Mientras era atendido por las mujeres, Josué, tras tomar un trago largo de licor para soportar mejor la punzada que le hacía retorcer el cuerpo entero como si fuera una culebra estrangulando a su presa, y que de insoportable lo dejaba sin sentido en más de una ocasión, rozó la mano de Lucrecia, le dijo que se acercara, ya que el dolor no lo dejaba exhalar más que un pequeño hilillo de voz. Así lo hizo Lucrecia, se inclinó sobre él y aproximó su cabeza, de modo que la oreja casi descansa en la boca de Josué.
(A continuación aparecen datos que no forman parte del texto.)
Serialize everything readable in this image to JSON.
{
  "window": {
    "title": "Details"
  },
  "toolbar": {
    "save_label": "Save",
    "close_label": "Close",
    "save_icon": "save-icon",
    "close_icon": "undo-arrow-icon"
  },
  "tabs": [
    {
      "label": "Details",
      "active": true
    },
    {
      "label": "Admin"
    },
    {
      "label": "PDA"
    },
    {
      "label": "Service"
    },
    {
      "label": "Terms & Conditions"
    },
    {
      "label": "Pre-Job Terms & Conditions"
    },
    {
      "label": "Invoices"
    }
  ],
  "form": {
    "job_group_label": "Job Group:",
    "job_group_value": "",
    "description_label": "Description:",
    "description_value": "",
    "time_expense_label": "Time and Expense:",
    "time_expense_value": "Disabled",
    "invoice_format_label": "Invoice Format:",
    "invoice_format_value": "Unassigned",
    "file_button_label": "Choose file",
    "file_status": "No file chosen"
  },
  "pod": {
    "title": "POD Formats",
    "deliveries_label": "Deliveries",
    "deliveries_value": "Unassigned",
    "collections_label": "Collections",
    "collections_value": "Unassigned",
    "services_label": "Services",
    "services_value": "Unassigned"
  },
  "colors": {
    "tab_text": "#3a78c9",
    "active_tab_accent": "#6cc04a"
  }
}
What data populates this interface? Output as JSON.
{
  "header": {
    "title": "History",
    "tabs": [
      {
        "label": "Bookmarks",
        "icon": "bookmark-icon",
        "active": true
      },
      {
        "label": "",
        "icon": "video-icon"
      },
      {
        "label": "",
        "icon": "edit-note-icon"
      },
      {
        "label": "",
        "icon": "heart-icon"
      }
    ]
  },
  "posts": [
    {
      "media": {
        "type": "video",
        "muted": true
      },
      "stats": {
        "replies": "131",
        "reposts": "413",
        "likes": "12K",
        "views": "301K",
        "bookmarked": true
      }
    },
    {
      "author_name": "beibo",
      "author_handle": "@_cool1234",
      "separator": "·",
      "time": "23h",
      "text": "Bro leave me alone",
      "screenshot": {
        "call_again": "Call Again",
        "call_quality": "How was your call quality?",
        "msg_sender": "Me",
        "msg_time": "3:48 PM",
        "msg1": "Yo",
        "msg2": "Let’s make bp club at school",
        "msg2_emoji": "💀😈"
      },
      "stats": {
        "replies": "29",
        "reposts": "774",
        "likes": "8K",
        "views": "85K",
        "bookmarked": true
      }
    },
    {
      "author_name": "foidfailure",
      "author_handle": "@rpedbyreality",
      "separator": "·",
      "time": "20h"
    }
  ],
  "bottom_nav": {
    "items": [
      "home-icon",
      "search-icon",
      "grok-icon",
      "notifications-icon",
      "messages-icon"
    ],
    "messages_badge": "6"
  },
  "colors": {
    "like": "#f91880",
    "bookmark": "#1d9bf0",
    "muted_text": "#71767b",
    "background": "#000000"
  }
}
En ese instante se enteró de por qué Rosa era viuda, de por qué su hijo no regresaría jamás del campo y le daría de comer, le lavaría la ropa y cuidaría de su prole.

Rosa y Lucrecia hicieron el camino de vuelta embriagadas por el sufrimiento, en el mismo silencio sepulcral con el que habían emprendido la ida, esta vez no por temor a ser descubiertas, porque ya nada importaba, la vida no tenía sentido o si cabía la posibilidad más remota e ínfima de seguir viviendo sin amargura, era para dejar las cosas en el sitio que les correspondía.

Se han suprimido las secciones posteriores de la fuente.